Confronting the Crisis of Homelessness to Create a Better Future for All Californians

By Rosilicie Ochoa Bogh

Homelessness is a tragic scene that we used to see mostly in the largest cities of California. Now it has become an epidemic that afflicts almost every community in our state, leading to a crisis in health and public safety. Every day more people sleep on our streets, every day we hear of another petty crime or another assault and every day our children grow up seeing adults pass by the unemployed, the addict, the mentally ill as they lie on the sidewalk.

As Californians we owe our families and communities safety and peace; we owe our fellow citizens care and support; we owe our children the example of a brighter future. We must do better—and we can.

Once the best state in the country to buy a house and make a home, California now leads the nation in homelessness: our state is home to 53% of America’s unsheltered homeless individuals, with 108,432 people sleeping on our streets. This is nine times as many as the next highest state, Florida, with 12,476. 

Homelessness didn’t get this bad by accident. Democratic one-party policies have caused the cost of housing to skyrocket, undermined the rule of law, and deprived the most vulnerable of our citizens of access to adequate mental health care.

Now the Democratic supermajorities in Sacramento are refusing even to address the crisis they’ve created: they want to just throw money at the problem.

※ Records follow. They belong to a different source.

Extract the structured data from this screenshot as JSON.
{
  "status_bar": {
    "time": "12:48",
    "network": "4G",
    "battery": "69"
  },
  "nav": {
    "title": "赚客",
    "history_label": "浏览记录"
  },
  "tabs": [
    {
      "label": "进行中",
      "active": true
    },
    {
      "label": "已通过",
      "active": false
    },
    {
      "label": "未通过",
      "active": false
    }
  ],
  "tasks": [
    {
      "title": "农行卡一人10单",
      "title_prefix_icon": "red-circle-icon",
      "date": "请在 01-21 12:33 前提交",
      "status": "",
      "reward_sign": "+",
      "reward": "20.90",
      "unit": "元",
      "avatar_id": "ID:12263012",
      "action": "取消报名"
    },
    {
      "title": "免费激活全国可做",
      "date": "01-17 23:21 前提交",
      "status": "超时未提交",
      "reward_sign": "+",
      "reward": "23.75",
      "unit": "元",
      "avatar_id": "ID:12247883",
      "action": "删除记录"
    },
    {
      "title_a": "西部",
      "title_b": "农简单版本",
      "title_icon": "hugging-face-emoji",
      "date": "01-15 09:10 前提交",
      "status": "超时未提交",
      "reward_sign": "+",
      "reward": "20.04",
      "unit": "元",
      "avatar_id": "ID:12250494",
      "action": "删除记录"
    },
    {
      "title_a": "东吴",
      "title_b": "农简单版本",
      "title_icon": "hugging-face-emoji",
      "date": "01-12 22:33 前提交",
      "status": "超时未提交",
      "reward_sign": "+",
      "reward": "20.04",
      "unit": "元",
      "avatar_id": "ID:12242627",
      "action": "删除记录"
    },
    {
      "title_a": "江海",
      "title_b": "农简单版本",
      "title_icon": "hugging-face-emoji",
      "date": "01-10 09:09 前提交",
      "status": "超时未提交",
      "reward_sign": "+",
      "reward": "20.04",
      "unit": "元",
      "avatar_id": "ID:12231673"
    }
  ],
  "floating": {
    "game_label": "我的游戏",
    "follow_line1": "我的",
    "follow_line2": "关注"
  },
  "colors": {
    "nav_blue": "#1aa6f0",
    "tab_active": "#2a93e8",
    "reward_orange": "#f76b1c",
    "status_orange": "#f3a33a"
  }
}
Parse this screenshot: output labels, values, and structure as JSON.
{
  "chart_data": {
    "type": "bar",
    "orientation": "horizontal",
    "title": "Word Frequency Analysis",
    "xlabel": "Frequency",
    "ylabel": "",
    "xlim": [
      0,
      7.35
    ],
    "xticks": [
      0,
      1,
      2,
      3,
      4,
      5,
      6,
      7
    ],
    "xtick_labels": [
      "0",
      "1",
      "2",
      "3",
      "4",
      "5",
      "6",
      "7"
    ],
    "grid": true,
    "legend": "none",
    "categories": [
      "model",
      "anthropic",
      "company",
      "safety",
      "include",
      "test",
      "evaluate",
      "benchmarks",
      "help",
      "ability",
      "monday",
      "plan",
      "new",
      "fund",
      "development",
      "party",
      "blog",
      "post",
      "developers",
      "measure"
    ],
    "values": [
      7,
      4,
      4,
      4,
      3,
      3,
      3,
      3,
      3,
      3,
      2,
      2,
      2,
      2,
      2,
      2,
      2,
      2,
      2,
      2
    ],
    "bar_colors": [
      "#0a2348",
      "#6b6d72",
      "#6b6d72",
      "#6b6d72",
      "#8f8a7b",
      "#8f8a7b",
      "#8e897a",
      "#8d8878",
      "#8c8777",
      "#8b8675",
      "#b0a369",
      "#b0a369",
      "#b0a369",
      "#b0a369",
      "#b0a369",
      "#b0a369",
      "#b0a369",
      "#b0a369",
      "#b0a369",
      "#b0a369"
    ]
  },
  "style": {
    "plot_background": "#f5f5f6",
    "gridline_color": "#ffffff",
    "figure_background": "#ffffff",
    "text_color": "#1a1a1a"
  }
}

Governor Newsom’s last budget included almost $1 billion dollars in new state spending—for the exact same subsidies and other programs that have been in place while the crisis has only gotten worse. Now he is proposing another $1.4 billion dollars in this year’s budget. This is the very definition of throwing good money after bad.

To solve the crisis of homelessness, we need to do more than write a big check: we need to correct the policy failures that caused the crisis and fix the damage that has followed from them.

Let’s start with housing.  Restraints on the private sector have stifled the supply of single- and multiple-family housing all across the state, and regulations that increase the cost of building have led to rising home prices and skyrocketing rent. Now the average home in California costs more than double the national average, and renters in California pay an average of $12,600 more per year than the rest of the country. The rise in housing costs has hit the inland Empire especially hard.

To solve our housing problem, legislators must ease unnecessary restrictions on development to increase the housing supply and relax regulations on building to reduce the cost of buying a house or renting an apartment. While we’re at it, we should reduce taxes on gas and transportation to lower Californians’ sky-high cost of living: too many families live just a flat tire or a failed transmission away from missing their rent or failing to make a payment on their mortgage.

Next comes criminal justice and mental health.

In 2011, the legislature passed AB 109, which transferred thousands of inmates from the state prison system to county jails unprepared to handle their serious struggles with mental illness and substance abuse. In 2014, the legislature passed Prop. 47, reclassifying most drug and property crimes as misdemeanors. In 2016, they passed Prop 57, granting early release to thousands of serious criminals unprepared to re-enter society. While Sacramento pats itself on the back for this so-called ‘criminal justice reform’, prematurely released criminals commit crimes. Those inmates who really do want a fresh start are literally left on the side of the road, without the mental health resources they need to break the cycle of drug addiction, mental illness, crime, and jail.

To fix this crisis of despair, we must repeal AB 109, Prop. 47, and Prop 57. We must give power back to local police to fully enforce the law and clean up homeless encampments. We must put criminals back in jail where they belong, while funding robust programs for mental health, shelter, and anti-recidivism to give those who have paid their debt to society a better home than the sidewalk.

It took decades for the homelessness crisis to get this bad, but it doesn’t have to take that long to fix it. If I have the honor of being elected as your State Senator, I will start fighting on day one to reduce the cost of living, to put hardened criminals back behind bars, to let our police enforce our laws, and to give homeless Californians the mental health care they need to get back off the street.

Together, we can confront the crisis of homelessness and create a better future for all Californians.